The first interesting question there (I think) which I've deferred thus 
far in code (I think, been a few weeks since I've been looking at the 
code), is whether or not you do an immediate dogfooding pass on the min 
buildroot.  I.e.

choice a) your mock/minbuildroot deps are satisified by your core 
bootstrap OS (call it FirstMinBuildRootOS).  Then further deps are 
satisified by your 6.0 output packages as they get built (* in what 
order? call that choice b, I went with reverse datesorted by srpm build 
date.  pkg by pkg, not weekly ala SL which I don't think is preferrable)

choice b) you just build the set of packages in that 
FirstMinBuildRootOS, then immediately cease using that first bootstrap 
minbuildroot and start exclusively using output, call that now 
SecondMinBuildRootOS.  You could even throw in another dogfooding pass 
(ThirdMinBuildRootOS) just for 
fun/pickiness/goodquickenoughsanitytest/etc..)

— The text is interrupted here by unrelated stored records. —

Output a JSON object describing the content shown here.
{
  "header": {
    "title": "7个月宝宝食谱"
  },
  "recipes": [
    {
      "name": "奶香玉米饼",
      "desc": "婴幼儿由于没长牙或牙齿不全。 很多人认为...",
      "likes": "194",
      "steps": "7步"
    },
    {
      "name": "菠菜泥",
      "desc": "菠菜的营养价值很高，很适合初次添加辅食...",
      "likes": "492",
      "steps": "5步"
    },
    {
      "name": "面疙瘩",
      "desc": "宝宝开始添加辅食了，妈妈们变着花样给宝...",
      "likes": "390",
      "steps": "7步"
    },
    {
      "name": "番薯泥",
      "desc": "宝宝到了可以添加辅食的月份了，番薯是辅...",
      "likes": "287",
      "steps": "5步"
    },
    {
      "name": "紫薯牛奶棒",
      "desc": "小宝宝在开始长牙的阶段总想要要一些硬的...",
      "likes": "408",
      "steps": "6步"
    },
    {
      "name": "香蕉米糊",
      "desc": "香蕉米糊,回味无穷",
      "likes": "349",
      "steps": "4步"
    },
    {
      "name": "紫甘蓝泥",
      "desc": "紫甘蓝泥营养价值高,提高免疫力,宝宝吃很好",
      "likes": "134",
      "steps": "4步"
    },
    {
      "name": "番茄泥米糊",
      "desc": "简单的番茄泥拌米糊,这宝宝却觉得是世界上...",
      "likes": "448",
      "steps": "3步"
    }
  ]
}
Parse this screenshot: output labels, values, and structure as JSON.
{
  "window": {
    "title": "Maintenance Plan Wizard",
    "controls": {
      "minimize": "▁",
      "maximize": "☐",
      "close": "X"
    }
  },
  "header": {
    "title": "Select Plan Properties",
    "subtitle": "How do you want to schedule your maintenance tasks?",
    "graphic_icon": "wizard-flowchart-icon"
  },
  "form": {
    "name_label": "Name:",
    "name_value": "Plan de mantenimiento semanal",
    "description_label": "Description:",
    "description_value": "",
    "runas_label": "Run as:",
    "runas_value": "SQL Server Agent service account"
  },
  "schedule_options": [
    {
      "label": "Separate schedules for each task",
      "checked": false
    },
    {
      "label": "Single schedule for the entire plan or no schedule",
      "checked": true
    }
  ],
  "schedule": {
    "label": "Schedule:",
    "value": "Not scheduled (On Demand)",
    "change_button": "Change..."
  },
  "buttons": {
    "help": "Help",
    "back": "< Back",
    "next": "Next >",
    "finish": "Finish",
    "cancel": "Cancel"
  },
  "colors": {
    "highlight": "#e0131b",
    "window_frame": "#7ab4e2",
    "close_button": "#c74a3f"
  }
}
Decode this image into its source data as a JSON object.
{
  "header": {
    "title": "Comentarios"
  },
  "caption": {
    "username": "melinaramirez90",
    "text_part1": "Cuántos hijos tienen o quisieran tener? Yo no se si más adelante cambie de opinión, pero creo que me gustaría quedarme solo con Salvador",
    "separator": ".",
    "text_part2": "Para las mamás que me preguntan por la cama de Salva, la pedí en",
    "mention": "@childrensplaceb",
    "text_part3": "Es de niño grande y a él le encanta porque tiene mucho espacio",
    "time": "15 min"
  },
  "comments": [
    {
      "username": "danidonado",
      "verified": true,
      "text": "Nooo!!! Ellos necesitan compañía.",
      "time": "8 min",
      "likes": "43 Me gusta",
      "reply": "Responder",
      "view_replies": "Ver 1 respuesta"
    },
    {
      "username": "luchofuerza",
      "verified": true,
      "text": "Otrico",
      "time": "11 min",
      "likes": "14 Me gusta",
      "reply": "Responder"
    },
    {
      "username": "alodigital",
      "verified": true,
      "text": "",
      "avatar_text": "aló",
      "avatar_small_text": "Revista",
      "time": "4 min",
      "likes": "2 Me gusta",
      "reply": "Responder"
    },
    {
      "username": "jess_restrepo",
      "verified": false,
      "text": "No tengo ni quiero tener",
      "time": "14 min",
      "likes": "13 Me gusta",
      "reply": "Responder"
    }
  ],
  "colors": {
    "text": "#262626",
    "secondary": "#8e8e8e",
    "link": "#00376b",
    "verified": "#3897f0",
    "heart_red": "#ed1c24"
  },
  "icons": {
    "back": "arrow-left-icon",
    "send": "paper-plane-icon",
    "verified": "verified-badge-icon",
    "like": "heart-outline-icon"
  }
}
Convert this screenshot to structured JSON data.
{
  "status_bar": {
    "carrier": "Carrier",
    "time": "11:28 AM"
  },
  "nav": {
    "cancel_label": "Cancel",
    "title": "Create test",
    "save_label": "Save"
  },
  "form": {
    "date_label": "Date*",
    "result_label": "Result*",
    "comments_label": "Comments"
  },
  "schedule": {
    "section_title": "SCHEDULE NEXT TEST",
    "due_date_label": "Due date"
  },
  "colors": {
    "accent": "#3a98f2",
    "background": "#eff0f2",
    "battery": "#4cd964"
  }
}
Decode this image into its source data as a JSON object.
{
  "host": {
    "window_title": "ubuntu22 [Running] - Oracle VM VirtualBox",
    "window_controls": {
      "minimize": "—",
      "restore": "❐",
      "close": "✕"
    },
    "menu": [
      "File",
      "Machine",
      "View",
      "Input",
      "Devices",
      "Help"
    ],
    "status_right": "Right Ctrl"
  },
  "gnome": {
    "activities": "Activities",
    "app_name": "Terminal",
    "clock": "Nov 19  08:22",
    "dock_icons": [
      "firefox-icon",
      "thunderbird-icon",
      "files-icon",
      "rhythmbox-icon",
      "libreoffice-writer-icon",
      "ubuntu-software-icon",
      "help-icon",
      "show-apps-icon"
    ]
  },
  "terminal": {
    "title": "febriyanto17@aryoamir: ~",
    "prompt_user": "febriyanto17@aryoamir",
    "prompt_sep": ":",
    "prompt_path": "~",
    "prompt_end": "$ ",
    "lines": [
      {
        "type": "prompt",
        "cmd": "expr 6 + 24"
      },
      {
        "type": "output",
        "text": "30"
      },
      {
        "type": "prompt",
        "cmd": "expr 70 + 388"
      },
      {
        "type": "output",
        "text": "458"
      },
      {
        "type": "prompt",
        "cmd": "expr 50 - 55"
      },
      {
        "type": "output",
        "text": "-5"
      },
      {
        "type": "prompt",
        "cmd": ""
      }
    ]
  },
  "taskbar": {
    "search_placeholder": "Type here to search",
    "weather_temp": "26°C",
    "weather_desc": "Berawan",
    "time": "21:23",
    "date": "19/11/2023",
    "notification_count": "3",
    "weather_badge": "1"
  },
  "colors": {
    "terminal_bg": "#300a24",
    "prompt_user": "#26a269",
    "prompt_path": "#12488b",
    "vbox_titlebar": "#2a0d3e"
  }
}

Clearly by my wording I like choice b, though as mentioned I may have 
deferred it.

Anyway, then the more fun choices comes when you start getting to past 
the first point release, and into updates, and again, certain options 
seem intuitively obvious and I either went with those, or took some 
easier route with a TODO in the code noting the long-term preferred 
solution.  (i.e. there is an option to switch your virt host to the new 
pointrelease, or not.  Though here the fact that things are done 
virt-wise allows that to be possible and have a single end-to-end build 
that doesn't require physically rebooting any system)

Another key aspect of my solution design was the complete seperation of 
the first online-source-and-bootstrap-materials fetching phase of 
things, and the second actual building phase of things, such that the 
entire build process can be done on a pure virgin system never needing 
to be defiled by connecting it to the internets.

Yet another core idea I've had and been quite unflinching about is the 
idea that the private part of the package signing key should never be 
accessible to a system that has ever or ever will be online.  I kindof 
doubt SL (or even centos or redhat) do this.

But all of this is a slice of a clearly larger discussion, that I'm a 
tad offended SL has seemed to ignore up until now (given my clear 
efforts, and even the Troy organizational connection).  (But yes, I 
know, no budget, expedience, people have lives outside work they want to 
live and not worry about nitpicking esoteric techno stuff like this, etc...)

But since you gave me an opening to step back up on my soapbox... :)

cheers,

-dmc



>
>> Anyway, for people interested in the landscape of this issue, this
>> recent lwn article (and my arguably inflammatory attached comments)
>> has some perspective on the issue.
>
> I'll read this later today, no way I can get it done soon.